混合型経口避妊薬そのものは、普通の性ホルモンだろう。飲んだからといって、性ホルモン濃度が普通よりも特に高くなるわけでもないだろう。

子宮頚部の細胞は脱落と再生が激しい場所なので、細胞ががん化する機会は多いだろう。がん細胞の増殖を免疫機構が抑制している一方で、性ホルモンが増殖を促進するだろう。しかし薬剤は自然の性ホルモンと濃度レベルは変わらないし、物質としても同じなら、とくに自然状態と比較して変化はないのだろうと考えられる。むしろ、規則正しく濃度変化が起こるので、細胞の再生と脱落のリズムが規則的にできて、がん細胞の「処理」には都合がいいようにも思える。

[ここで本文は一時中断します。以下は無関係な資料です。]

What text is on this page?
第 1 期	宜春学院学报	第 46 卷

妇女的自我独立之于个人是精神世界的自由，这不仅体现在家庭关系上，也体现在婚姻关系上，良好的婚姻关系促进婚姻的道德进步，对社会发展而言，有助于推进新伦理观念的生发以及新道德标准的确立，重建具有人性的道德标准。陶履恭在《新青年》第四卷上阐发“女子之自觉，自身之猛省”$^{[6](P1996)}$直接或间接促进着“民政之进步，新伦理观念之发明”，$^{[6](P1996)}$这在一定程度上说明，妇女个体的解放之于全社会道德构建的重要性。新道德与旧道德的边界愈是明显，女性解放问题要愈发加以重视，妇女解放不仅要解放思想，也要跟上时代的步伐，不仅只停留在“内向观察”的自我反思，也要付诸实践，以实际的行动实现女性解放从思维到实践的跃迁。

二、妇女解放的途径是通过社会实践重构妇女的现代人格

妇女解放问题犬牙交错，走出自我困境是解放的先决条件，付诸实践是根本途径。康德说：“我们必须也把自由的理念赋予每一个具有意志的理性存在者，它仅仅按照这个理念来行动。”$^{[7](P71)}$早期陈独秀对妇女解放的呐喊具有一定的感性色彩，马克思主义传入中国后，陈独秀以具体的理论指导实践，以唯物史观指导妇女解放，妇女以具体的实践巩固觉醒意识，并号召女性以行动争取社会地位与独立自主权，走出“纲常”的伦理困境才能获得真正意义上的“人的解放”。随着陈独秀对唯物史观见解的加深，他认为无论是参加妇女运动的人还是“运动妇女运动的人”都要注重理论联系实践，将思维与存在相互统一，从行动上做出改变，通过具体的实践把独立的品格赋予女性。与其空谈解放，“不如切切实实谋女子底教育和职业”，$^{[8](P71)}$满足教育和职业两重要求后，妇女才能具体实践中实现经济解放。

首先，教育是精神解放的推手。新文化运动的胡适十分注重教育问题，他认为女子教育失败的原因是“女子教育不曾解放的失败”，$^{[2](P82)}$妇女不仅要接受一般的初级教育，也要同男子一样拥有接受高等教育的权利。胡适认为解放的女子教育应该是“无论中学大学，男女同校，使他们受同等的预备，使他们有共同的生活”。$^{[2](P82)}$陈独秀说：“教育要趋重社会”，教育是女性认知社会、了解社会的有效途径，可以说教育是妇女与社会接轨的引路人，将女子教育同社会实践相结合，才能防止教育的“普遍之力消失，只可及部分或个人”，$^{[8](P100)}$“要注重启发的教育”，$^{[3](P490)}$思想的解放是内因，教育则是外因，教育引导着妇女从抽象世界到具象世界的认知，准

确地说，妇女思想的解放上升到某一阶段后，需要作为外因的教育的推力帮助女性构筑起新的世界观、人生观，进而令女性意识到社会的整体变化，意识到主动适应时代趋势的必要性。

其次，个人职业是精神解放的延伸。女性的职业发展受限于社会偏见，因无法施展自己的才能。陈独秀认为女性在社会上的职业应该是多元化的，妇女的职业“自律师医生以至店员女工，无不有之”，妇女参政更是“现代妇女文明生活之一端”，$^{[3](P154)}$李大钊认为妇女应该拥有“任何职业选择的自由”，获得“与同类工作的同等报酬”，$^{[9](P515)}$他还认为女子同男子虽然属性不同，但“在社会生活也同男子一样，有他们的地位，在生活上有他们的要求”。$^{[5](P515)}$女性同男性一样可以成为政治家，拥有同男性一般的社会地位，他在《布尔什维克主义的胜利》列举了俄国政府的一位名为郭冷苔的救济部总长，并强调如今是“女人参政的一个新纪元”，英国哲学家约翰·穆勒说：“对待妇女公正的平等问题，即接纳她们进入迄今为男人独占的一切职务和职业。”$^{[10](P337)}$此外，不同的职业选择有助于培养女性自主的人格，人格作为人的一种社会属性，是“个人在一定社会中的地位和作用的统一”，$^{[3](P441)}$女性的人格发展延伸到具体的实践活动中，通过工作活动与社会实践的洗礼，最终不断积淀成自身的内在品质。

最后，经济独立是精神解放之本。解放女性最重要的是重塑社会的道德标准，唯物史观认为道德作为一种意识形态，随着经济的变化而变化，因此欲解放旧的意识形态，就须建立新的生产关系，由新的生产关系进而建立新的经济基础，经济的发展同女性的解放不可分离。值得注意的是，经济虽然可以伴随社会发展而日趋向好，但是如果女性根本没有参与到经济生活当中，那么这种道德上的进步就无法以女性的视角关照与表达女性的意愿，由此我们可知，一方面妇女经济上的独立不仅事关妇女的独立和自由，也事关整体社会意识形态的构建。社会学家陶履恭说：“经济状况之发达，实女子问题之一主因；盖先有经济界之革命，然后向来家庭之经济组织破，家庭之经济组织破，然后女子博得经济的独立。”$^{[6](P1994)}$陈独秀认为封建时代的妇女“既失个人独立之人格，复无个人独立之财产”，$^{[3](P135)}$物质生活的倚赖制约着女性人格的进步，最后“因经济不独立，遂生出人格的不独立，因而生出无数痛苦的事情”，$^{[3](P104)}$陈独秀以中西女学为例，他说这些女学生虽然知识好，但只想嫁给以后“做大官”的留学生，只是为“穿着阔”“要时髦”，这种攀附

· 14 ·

免疫機構の点では、胎児という一種の異物を収納する関係で、免疫機構は少しだけ監視をゆるめるだろう。ということは、がん細胞は生き延びるチャンスが増える。女性ホルモンが低レベルの方が、がん細胞監視には有利だろう。

経口避妊薬の内容を検討して、もっと低容量ではどうだろうかとか、各個人の性ホルモンの濃度をまず測定して、それに合わせて薬の量を調整するとかすれば、がんの対策になるのかもしれない。

いずれにしても、経口避妊薬を中止して10年以上経過すれば、非使用者と同等のリスクに戻るというのだから、やはり薬剤そのものが怪しいといわざるを得ないが、それでもまだまだ違う解釈の余地はある。実験室みたいに条件をコントロールできるわけではないからだ。